Hangzhou was an imperial capital of ancient China and the southern terminus of the Grand Canal.  It is believed to have been the world's most populous city at some points in history, and its beauty and magnificence were even described by Marco Polo in his "Il Milione" seven centuries ago.  Hangzhou is currently one of China's wealthiest cities and remains widely regarded as its most beautiful.

West Lake in Hangzhou is one of the biggest tourist attractions for Chinese people, with a multitude of historical and literary associations as well as classical Chinese beauty.  But how impressive can a lake with a 7-mile circumference surrounded by a modern boomtown be, I wondered.  Now that I've seen it, I understand - it's absolutely lovely.  With clean water and pristime lotus-filled ponds, ancient causeways on the lake, beautiful landcaping and classical gardens, temples, pagodas and museums, ancient steles and modern statues along its shores, West Lake is a place surreally perfect in a way one would never expect of China, one where everything that surrounds it is polished to a shine and there are no signs of the impoverished street vendors, wash lines, roadside rubbish, or floating debris that are so widespread elsewhere.  Ultimately, neither the crush of the crowds nor even the searing 40*C (104*F) heat that created sweat stains on my shirts that looked like Jesus's face on the Shroud of Turin when they finally dried were able to quash my enjoyment of West Lake.

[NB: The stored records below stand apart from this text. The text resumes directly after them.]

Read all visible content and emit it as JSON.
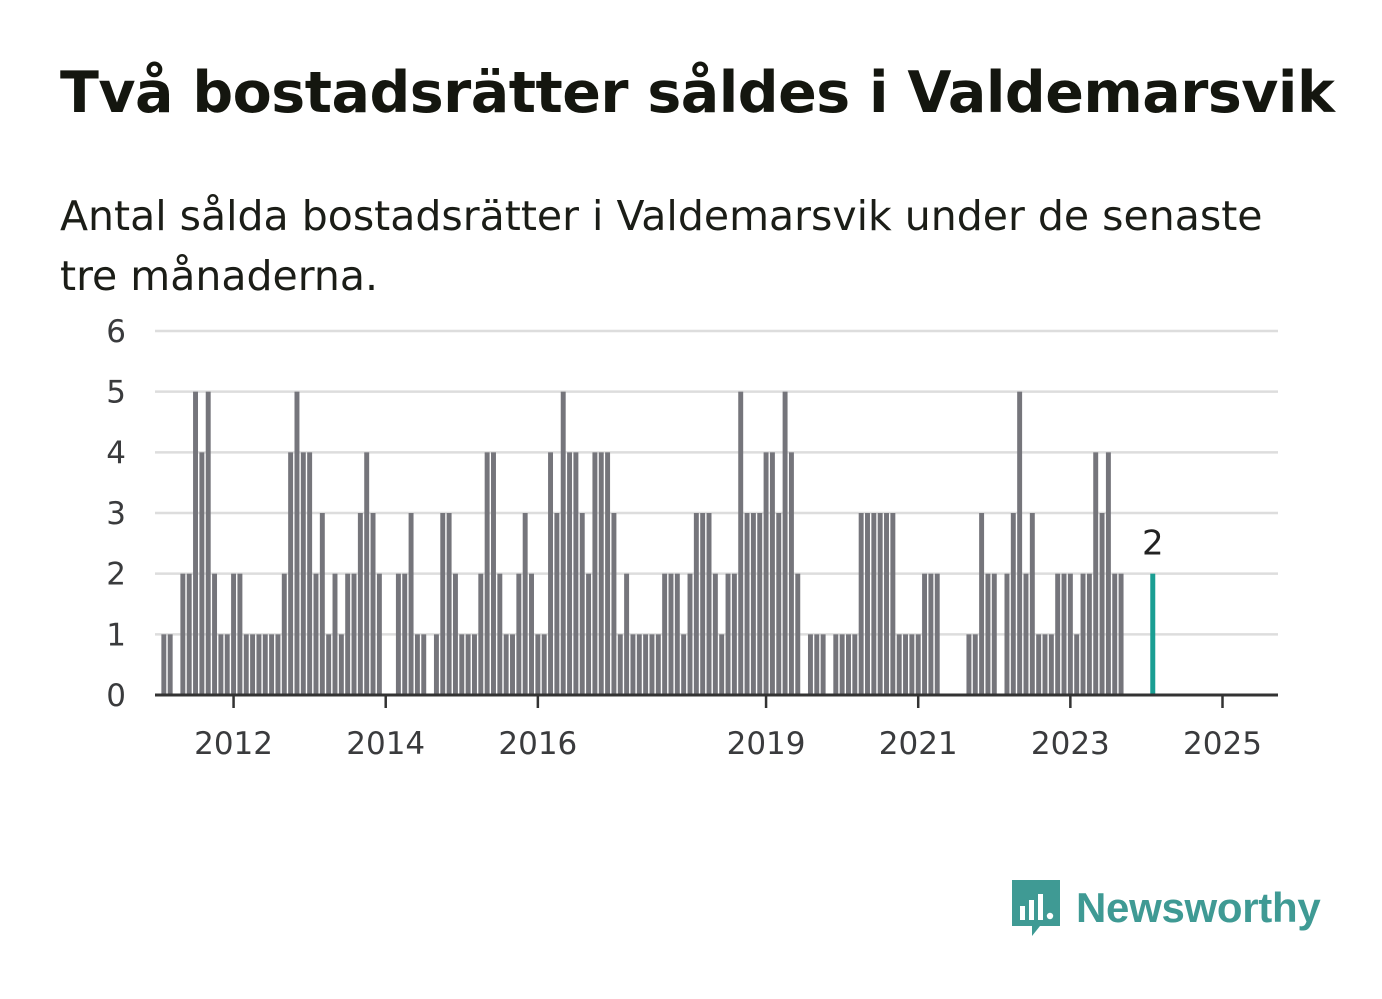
{
  "title": "Två bostadsrätter såldes i Valdemarsvik",
  "subtitle": "Antal sålda bostadsrätter i Valdemarsvik under de senaste tre månaderna.",
  "brand": {
    "name": "Newsworthy",
    "color": "#3f9a94",
    "icon": "newsworthy-logo-icon"
  },
  "colors": {
    "bar": "#75757b",
    "highlight": "#1a9e93",
    "grid": "#dddddd",
    "axis": "#333333"
  },
  "chart_data": {
    "type": "bar",
    "x_start": "2011-01",
    "x_end": "2025-01",
    "ylim": [
      0,
      6
    ],
    "y_ticks": [
      0,
      1,
      2,
      3,
      4,
      5,
      6
    ],
    "x_ticks": [
      "2012",
      "2014",
      "2016",
      "2019",
      "2021",
      "2023",
      "2025"
    ],
    "series": [
      {
        "values": [
          0,
          1,
          1,
          0,
          2,
          2,
          5,
          4,
          5,
          2,
          1,
          1,
          2,
          2,
          1,
          1,
          1,
          1,
          1,
          1,
          2,
          4,
          5,
          4,
          4,
          2,
          3,
          1,
          2,
          1,
          2,
          2,
          3,
          4,
          3,
          2,
          0,
          0,
          2,
          2,
          3,
          1,
          1,
          0,
          1,
          3,
          3,
          2,
          1,
          1,
          1,
          2,
          4,
          4,
          2,
          1,
          1,
          2,
          3,
          2,
          1,
          1,
          4,
          3,
          5,
          4,
          4,
          3,
          2,
          4,
          4,
          4,
          3,
          1,
          2,
          1,
          1,
          1,
          1,
          1,
          2,
          2,
          2,
          1,
          2,
          3,
          3,
          3,
          2,
          1,
          2,
          2,
          5,
          3,
          3,
          3,
          4,
          4,
          3,
          5,
          4,
          2,
          0,
          1,
          1,
          1,
          0,
          1,
          1,
          1,
          1,
          3,
          3,
          3,
          3,
          3,
          3,
          1,
          1,
          1,
          1,
          2,
          2,
          2,
          0,
          0,
          0,
          0,
          1,
          1,
          3,
          2,
          2,
          0,
          2,
          3,
          5,
          2,
          3,
          1,
          1,
          1,
          2,
          2,
          2,
          1,
          2,
          2,
          4,
          3,
          4,
          2,
          2,
          0,
          0,
          0,
          0,
          2
        ]
      }
    ],
    "highlight_index": 157,
    "highlight_label": "2"
  }
}
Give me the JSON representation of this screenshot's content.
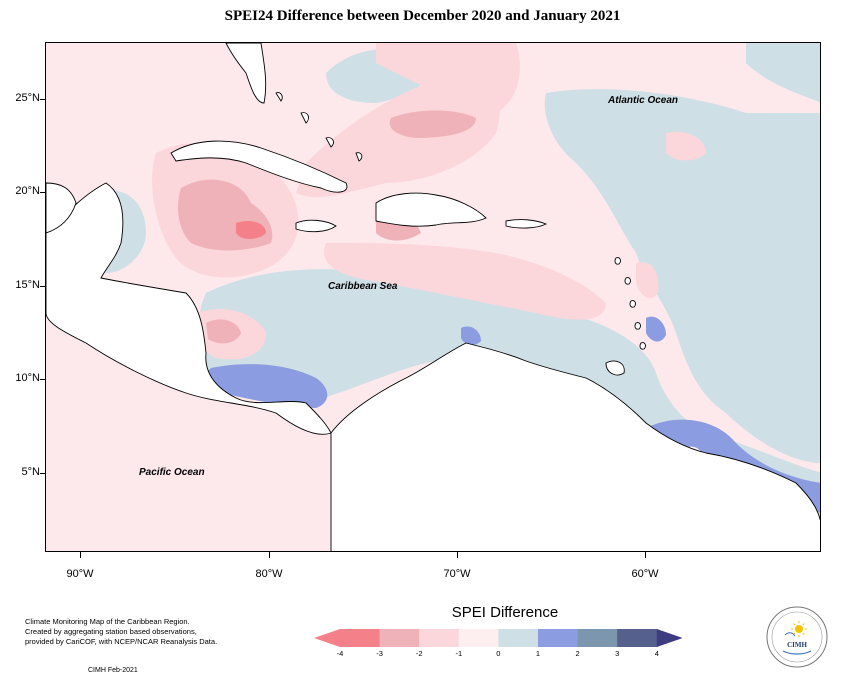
{
  "title": "SPEI24 Difference between December 2020 and January 2021",
  "lat_ticks": [
    "25°N",
    "20°N",
    "15°N",
    "10°N",
    "5°N"
  ],
  "lon_ticks": [
    "90°W",
    "80°W",
    "70°W",
    "60°W"
  ],
  "labels": {
    "atlantic": "Atlantic Ocean",
    "caribbean": "Caribbean Sea",
    "pacific": "Pacific Ocean"
  },
  "credit_lines": [
    "Climate Monitoring Map of the Caribbean Region.",
    "Created by aggregating station based observations,",
    "provided by CariCOF, with NCEP/NCAR Reanalysis Data."
  ],
  "credit_short": "CIMH Feb-2021",
  "legend": {
    "title": "SPEI Difference",
    "ticks": [
      "-4",
      "-3",
      "-2",
      "-1",
      "0",
      "1",
      "2",
      "3",
      "4"
    ],
    "colors": [
      "#f4818a",
      "#efb2b8",
      "#fbd7dc",
      "#fdeef0",
      "#cfdfe6",
      "#8b9ce0",
      "#7c96ad",
      "#56608c"
    ],
    "under_color": "#f4818a",
    "over_color": "#3e3c80"
  },
  "logo": {
    "text": "CIMH",
    "icon": "sun-icon"
  },
  "colors": {
    "land": "#ffffff",
    "coast": "#000000"
  }
}
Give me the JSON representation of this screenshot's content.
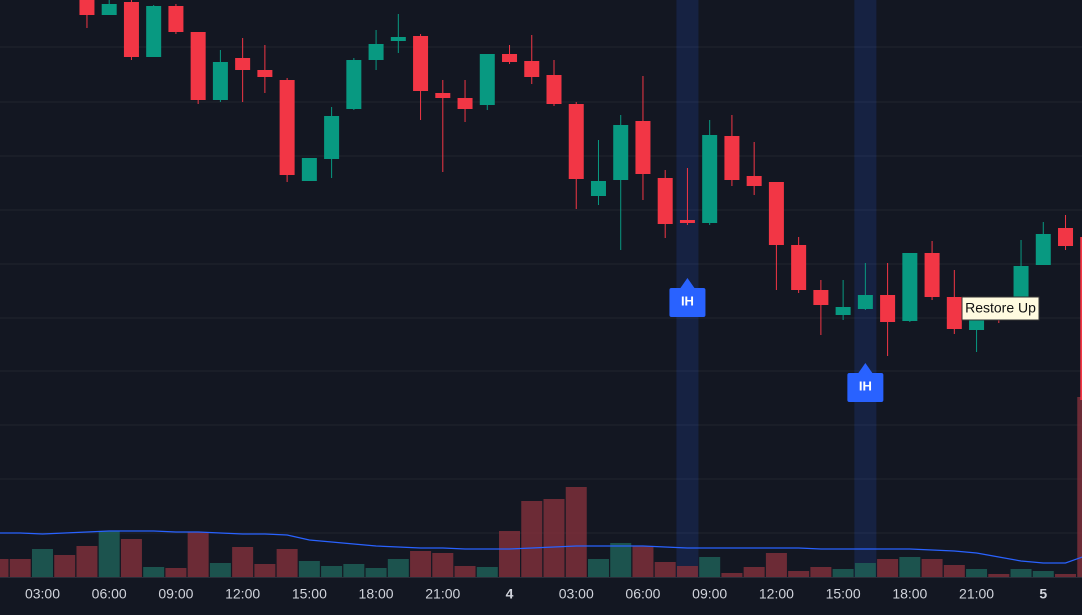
{
  "chart_data": {
    "type": "candlestick",
    "categories": [
      null,
      null,
      "03:00",
      null,
      null,
      "06:00",
      null,
      null,
      "09:00",
      null,
      null,
      "12:00",
      null,
      null,
      "15:00",
      null,
      null,
      "18:00",
      null,
      null,
      "21:00",
      null,
      null,
      "4",
      null,
      null,
      "03:00",
      null,
      null,
      "06:00",
      null,
      null,
      "09:00",
      null,
      null,
      "12:00",
      null,
      null,
      "15:00",
      null,
      null,
      "18:00",
      null,
      null,
      "21:00",
      null,
      null,
      "5",
      null,
      null
    ],
    "open": [
      null,
      null,
      null,
      null,
      600,
      585,
      598,
      543,
      594,
      568,
      500,
      542,
      530,
      520,
      419,
      441,
      491,
      540,
      559,
      564,
      507,
      502,
      495,
      546,
      539,
      525,
      496,
      404,
      420,
      479,
      422,
      380,
      377,
      464,
      424,
      418,
      355,
      310,
      285,
      291,
      305,
      279,
      347,
      303,
      270,
      300,
      300,
      335,
      372,
      363
    ],
    "high": [
      null,
      null,
      null,
      null,
      600,
      600,
      600,
      595,
      596,
      568,
      550,
      562,
      555,
      522,
      442,
      493,
      542,
      570,
      586,
      566,
      520,
      520,
      546,
      555,
      565,
      540,
      498,
      460,
      485,
      524,
      430,
      432,
      480,
      485,
      458,
      418,
      363,
      320,
      320,
      337,
      337,
      347,
      359,
      330,
      300,
      300,
      360,
      378,
      385,
      363
    ],
    "low": [
      null,
      null,
      null,
      null,
      572,
      585,
      540,
      543,
      566,
      496,
      498,
      498,
      507,
      418,
      419,
      422,
      490,
      530,
      547,
      480,
      428,
      478,
      490,
      536,
      516,
      494,
      391,
      395,
      350,
      400,
      362,
      375,
      375,
      414,
      405,
      310,
      307,
      265,
      280,
      290,
      244,
      278,
      300,
      266,
      248,
      277,
      300,
      335,
      350,
      200
    ],
    "close": [
      null,
      null,
      null,
      null,
      585,
      596,
      543,
      594,
      568,
      500,
      538,
      530,
      523,
      425,
      442,
      484,
      540,
      556,
      563,
      509,
      502,
      491,
      546,
      538,
      523,
      496,
      421,
      419,
      475,
      426,
      376,
      377,
      465,
      420,
      414,
      355,
      310,
      295,
      293,
      305,
      278,
      347,
      303,
      271,
      295,
      292,
      334,
      366,
      354,
      200
    ],
    "up_color": "#089981",
    "down_color": "#f23645",
    "ylim": [
      0,
      600
    ],
    "volume": {
      "values": [
        18,
        18,
        28,
        22,
        31,
        46,
        38,
        10,
        9,
        45,
        14,
        30,
        13,
        28,
        16,
        11,
        13,
        9,
        18,
        26,
        24,
        11,
        10,
        46,
        76,
        78,
        90,
        18,
        34,
        31,
        15,
        11,
        20,
        4,
        10,
        24,
        6,
        10,
        8,
        14,
        18,
        20,
        18,
        12,
        8,
        3,
        8,
        6,
        3,
        180
      ],
      "colors": [
        "#7c2f3a",
        "#7c2f3a",
        "#1f5e56",
        "#7c2f3a",
        "#7c2f3a",
        "#1f5e56",
        "#7c2f3a",
        "#1f5e56",
        "#7c2f3a",
        "#7c2f3a",
        "#1f5e56",
        "#7c2f3a",
        "#7c2f3a",
        "#7c2f3a",
        "#1f5e56",
        "#1f5e56",
        "#1f5e56",
        "#1f5e56",
        "#1f5e56",
        "#7c2f3a",
        "#7c2f3a",
        "#7c2f3a",
        "#1f5e56",
        "#7c2f3a",
        "#7c2f3a",
        "#7c2f3a",
        "#7c2f3a",
        "#1f5e56",
        "#1f5e56",
        "#7c2f3a",
        "#7c2f3a",
        "#7c2f3a",
        "#1f5e56",
        "#7c2f3a",
        "#7c2f3a",
        "#7c2f3a",
        "#7c2f3a",
        "#7c2f3a",
        "#1f5e56",
        "#1f5e56",
        "#7c2f3a",
        "#1f5e56",
        "#7c2f3a",
        "#7c2f3a",
        "#1f5e56",
        "#7c2f3a",
        "#1f5e56",
        "#1f5e56",
        "#7c2f3a",
        "#7c2f3a"
      ],
      "y2lim": [
        0,
        577
      ]
    },
    "volume_ma": {
      "values": [
        44,
        44,
        43,
        44,
        45,
        46,
        46,
        46,
        45,
        45,
        44,
        43,
        43,
        42,
        37,
        35,
        33,
        31,
        30,
        29,
        29,
        28,
        28,
        28,
        29,
        30,
        31,
        31,
        31,
        31,
        30,
        29,
        29,
        29,
        29,
        29,
        29,
        28,
        28,
        28,
        28,
        28,
        27,
        26,
        24,
        20,
        16,
        14,
        14,
        22
      ],
      "color": "#2962ff"
    },
    "markers": [
      {
        "label": "IH",
        "at": 31
      },
      {
        "label": "IH",
        "at": 39
      }
    ],
    "marker_color": "#2962ff",
    "tooltip": "Restore Up"
  }
}
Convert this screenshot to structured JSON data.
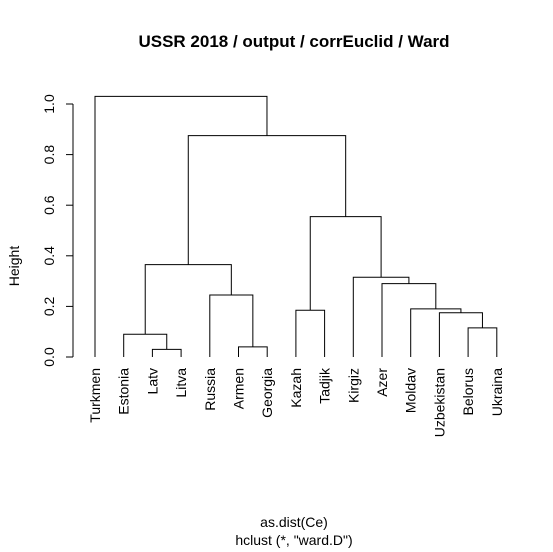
{
  "chart_data": {
    "type": "dendrogram",
    "title": "USSR 2018 / output / corrEuclid / Ward",
    "ylabel": "Height",
    "xlabel": "as.dist(Ce)",
    "sub": "hclust (*, \"ward.D\")",
    "ylim": [
      0,
      1.03
    ],
    "yticks": [
      0.0,
      0.2,
      0.4,
      0.6,
      0.8,
      1.0
    ],
    "ytick_labels": [
      "0.0",
      "0.2",
      "0.4",
      "0.6",
      "0.8",
      "1.0"
    ],
    "leaves": [
      "Turkmen",
      "Estonia",
      "Latv",
      "Litva",
      "Russia",
      "Armen",
      "Georgia",
      "Kazah",
      "Tadjik",
      "Kirgiz",
      "Azer",
      "Moldav",
      "Uzbekistan",
      "Belorus",
      "Ukraina"
    ],
    "merges": [
      {
        "left": "Latv",
        "right": "Litva",
        "height": 0.03
      },
      {
        "left": "Armen",
        "right": "Georgia",
        "height": 0.04
      },
      {
        "left": "Estonia",
        "right": "1",
        "height": 0.09
      },
      {
        "left": "Belorus",
        "right": "Ukraina",
        "height": 0.115
      },
      {
        "left": "Kazah",
        "right": "Tadjik",
        "height": 0.185
      },
      {
        "left": "Uzbekistan",
        "right": "4",
        "height": 0.175
      },
      {
        "left": "Moldav",
        "right": "6",
        "height": 0.19
      },
      {
        "left": "Russia",
        "right": "2",
        "height": 0.245
      },
      {
        "left": "Azer",
        "right": "7",
        "height": 0.29
      },
      {
        "left": "Kirgiz",
        "right": "9",
        "height": 0.315
      },
      {
        "left": "3",
        "right": "8",
        "height": 0.365
      },
      {
        "left": "5",
        "right": "10",
        "height": 0.555
      },
      {
        "left": "11",
        "right": "12",
        "height": 0.875
      },
      {
        "left": "Turkmen",
        "right": "13",
        "height": 1.03
      }
    ]
  }
}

The same is true of for my hostel in Hangzhou.  My accommodations in China were a mix of hotels and hostels.  Whereas in Europe $25/night ($40 in London) gets you a bunk in a hostel in a room with at least three other people, in most places in China is gets you a private room in a fairly basic hotel or hostel, so I mostly stayed on my own.  In Hangzhou, though, I decided to go the shared room route for $6/night so I could justify spending more on the cuisine I described in my Shanghai to Hangzhou/Eastern Food entry.  The Ming Garden Youth Hostel must be one of the most beautiful and atmospheric places to stay in China, almost like a boutique hotel, built fairly recently but built in a traditional style with white walls, black tiled roof, stone courtyards, and wooden balconies.  It is also ideally located on one of the causeways just off West Lake and surrounded by peaceful gardens and lotus filled ponds.

When it's as hot as it was through eastern China, no amount of water seems capable of eliminating thirst, but Chinese beer is able to do the trick.  At between 2.3% and 3.1% alcohol concentration, Chinese beers seem to have mostly a hydrating effect, the drinker feeling sick and bloated from the volume of liquid long before feeling much effect from the alcohol. At least that's the effect Chinese beer has on me and was my poison of choice in China since neither Chinese wine nor spirits are very palatable. 

I have to say that I find much new development in China to be silly in a Las Vegas sort of a way.  In Hangzhou I wandered into an exhibition (real estate showroom) for Guangshia Tiandu New City, to be built northeast of Hangzhou in the "Parisian Style" of architecture with a mini-Eifel Tower and a chateau on a hill surrounded by vineyards.  Similarly, the urban planning exhibit in Shanghai featured new satellite cities to be built in the Spanish, Venetian, and Nordic styles, while on the outskirts of major cities developers are also building closely-packed American-style suburban houses in very poor imitations of Georgian and Tudor styles, apparently all designed consistent with principles of good Feng Shui.  I can't help but wonder what's wrong with native Chinese flourishes in residential architecture; why must upturned eaves and dark tiled roofs be confined to shopping malls and hotels?